As cerimónias que marcam a saída tiveram início esta manhã, com a realização de alguns rituais privados, onde o imperador surgiu com um manto tradicional a entrar no principal santuário de Kashikodokoro para comunicar a sua abdicação aos deuses. Por volta das 17 horas locais (9h em Portugal), no “Matsu no Ma” do Palácio Real, em Tóquio, realizou-se a breve cerimónia principal da abdicação, onde Akihito, acompanhado da sua mulher, a imperatriz Michiko, fez o seu último discurso como imperador japonês.

A cerimónia de 10 minutos teve como um dos momentos mais importantes o regresso dos “três tesouros sagrados” — uma espada, um espelho e uma joia — que foram trazidos para a sala por camareiros imperiais.
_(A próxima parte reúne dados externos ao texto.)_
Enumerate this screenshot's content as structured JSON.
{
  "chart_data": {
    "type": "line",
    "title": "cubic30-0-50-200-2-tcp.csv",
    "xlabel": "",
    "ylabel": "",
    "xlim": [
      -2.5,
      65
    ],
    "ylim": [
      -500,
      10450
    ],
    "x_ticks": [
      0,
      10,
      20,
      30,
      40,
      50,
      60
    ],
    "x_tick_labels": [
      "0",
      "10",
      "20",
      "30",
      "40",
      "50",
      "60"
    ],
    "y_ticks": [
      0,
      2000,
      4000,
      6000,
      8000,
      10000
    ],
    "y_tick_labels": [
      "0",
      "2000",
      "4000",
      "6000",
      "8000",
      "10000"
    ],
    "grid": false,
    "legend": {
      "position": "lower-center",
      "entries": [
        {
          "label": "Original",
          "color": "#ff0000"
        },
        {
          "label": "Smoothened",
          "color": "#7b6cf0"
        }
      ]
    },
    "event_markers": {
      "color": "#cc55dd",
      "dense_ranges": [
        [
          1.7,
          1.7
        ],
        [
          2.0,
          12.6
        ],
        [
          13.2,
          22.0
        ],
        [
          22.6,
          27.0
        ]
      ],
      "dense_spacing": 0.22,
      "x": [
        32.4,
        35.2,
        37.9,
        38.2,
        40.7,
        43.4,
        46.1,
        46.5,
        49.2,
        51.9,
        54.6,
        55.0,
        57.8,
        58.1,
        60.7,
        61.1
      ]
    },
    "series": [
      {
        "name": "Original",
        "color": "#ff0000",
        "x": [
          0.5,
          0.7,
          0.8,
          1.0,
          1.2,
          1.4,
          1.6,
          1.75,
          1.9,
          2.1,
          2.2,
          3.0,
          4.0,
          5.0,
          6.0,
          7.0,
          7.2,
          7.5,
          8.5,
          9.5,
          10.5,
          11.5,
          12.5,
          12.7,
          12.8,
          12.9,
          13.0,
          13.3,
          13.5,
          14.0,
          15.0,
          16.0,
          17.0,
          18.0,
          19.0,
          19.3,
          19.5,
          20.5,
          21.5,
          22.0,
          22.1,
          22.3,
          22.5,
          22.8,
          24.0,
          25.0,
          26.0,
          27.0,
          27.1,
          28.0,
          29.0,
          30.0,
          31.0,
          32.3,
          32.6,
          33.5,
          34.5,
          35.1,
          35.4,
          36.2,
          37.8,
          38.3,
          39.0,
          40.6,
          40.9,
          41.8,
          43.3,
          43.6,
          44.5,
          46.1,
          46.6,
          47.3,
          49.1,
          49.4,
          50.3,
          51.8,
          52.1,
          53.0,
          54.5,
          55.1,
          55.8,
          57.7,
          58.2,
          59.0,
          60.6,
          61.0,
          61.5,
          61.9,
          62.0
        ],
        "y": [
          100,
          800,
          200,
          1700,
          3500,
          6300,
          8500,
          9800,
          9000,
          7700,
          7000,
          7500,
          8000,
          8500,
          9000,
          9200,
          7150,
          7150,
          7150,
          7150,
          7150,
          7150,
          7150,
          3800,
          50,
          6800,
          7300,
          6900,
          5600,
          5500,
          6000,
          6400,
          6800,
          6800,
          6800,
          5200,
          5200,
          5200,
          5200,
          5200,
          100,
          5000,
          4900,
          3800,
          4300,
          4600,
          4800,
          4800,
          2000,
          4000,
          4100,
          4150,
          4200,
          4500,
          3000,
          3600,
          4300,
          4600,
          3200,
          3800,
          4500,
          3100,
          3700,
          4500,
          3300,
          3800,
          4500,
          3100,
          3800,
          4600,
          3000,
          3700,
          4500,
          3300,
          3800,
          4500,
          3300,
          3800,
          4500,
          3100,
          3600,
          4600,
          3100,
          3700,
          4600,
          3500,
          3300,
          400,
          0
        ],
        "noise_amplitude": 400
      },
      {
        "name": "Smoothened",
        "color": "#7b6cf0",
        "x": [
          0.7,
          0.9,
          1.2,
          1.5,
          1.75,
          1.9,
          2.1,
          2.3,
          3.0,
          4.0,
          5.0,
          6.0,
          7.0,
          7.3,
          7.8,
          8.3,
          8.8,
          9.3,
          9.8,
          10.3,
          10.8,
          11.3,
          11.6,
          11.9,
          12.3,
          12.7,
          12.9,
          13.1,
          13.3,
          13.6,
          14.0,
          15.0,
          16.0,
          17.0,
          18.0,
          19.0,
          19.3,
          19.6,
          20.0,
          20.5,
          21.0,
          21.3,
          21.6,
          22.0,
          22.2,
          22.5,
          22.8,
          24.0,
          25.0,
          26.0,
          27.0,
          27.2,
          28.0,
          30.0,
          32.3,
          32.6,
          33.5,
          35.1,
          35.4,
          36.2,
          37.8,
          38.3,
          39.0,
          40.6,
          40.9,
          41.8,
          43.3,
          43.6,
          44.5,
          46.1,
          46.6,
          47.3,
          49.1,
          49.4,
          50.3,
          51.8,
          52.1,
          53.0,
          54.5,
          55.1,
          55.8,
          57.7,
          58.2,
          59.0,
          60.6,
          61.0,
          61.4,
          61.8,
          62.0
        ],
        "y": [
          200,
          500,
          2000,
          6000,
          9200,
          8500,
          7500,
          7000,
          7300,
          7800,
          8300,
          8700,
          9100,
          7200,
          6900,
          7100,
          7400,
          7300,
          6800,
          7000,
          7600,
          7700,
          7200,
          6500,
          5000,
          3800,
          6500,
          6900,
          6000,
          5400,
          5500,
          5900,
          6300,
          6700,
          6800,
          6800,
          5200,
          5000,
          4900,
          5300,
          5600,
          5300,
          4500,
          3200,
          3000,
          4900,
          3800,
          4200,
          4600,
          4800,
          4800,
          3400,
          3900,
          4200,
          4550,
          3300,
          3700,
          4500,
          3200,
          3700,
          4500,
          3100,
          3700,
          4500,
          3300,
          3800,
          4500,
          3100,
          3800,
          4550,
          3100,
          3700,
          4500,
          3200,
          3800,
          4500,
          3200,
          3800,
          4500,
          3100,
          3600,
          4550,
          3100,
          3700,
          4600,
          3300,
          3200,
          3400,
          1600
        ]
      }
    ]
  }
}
Akihito sublinhou os seus 30 anos no trono com um “profundo respeito e amor pelas pessoas”. “Foi uma bênção”, assegurou, agradecendo ainda à população japonesa que o aceitou “como símbolo do Estado” e lhe “manifestou sempre o seu apoio”.

No futuro, Akihito tem apenas um pedido: “Espero, de coração, que a era ‘Reiwa’ seja pacífica e frutífera e vou rezar pelo bem-estar e felicidade do nosso país e das pessoas de todo o mundo”. Tecnicamente, o imperador continua no trono até às 00h00 locais, quando o Japão entrar no ano 1 da nova era imperial “Reiwa” (“Bela harmonia”). Será apenas na manhã desta quarta-feira que Naruhito começa o caminho da ascensão ao Trono do Crisântemo.

[O El País está a fazer uma transmissão em direto do local, que pode ver no vídeo abaixo]

Em maio de 2017, e depois de um desejo expressado em 2016 pelo próprio imperador, o governo japonês aprovou um decreto-lei que permitia que Akihito pudesse abdicar do trono através de uma autorização exclusiva e especial, uma vez que o imperador japonês tinha mostrado receio em ficar debilitado devido à sua idade e saúde e que isso que o pudesse deixar incapaz de exercer as suas tarefas oficiais.

Akihito foi nomeado imperador em 1989, após a morte do pai, e teve uma educação bem mais tradicional que a do filho, uma vez que viveu momentos como a fuga da II Guerra Mundial pelas montanhas de Nikko, quando ainda era criança. Recusou sempre ser tratado como um “ser divino”, ignorou protocolos e fez questão em lutar sempre pela imagem do Japão como um país pacífico, tendo mostrado remorso pelos ataques do exército imperial japonês, durante a II Guerra Mundial.

Em dezembro, quando fez 85 anos, Akihito voltou a não esquecer os acontecimentos da Guerra e saudou uma era “livre de guerras no Japão”, uma vez que o seu reinado de 30 anos foi a única época sem guerra na história moderna do Japão. “É um profundo consolo que a era Heisei esteja a chegar ao fim e que haja uma era livre de guerras no Japão”, disse Akihito, com a voz trémula de emoção.

Ao longo dos 30 anos no trono, Akihito teve alguns problemas de saúde que o levaram a renunciar ao trono: cancro da próstata, em 2002, e uma operação ao coração em 2012. O ainda imperador casou com uma plebeia, a imperatriz Michiko, que conheceu quando praticava ténis, um dos seus desportos favoritos. Ao filho, Naruhito, incutiu o gosto pelas viagens, convenceu-o a estudar em Oxford, em Inglaterra, e sempre acarinhou o perfil mais heterodoxo do herdeiro que agora assume o lugar de imperador.

A biografia de Naruhito, o futuro imperador, não é a mais ortodoxa para o padrão dos príncipes herdeiros do Japão, tendo sido criado pela mãe, Michiko, e não pelo pessoal do Palácio Imperial, e tendo estudado no estrangeiro, em vez de ficar pelos estabelecimentos de ensino japoneses, como era tradição.

E apesar de chegar agora ao trono, os japoneses já estão preocupados com a sucessão da família imperial, uma vez que Naruhito e a sua mulher Masako têm apenas uma filha, Aiko, de 17 anos, que pela sua condição feminina não poderá aceder ao trono, deixando o lugar para o próximo na linha de sucessão, Akishino, irmão mais novo de Naruhito, e o seu filho, Hisaito, de 12 anos, único neto de Akihito.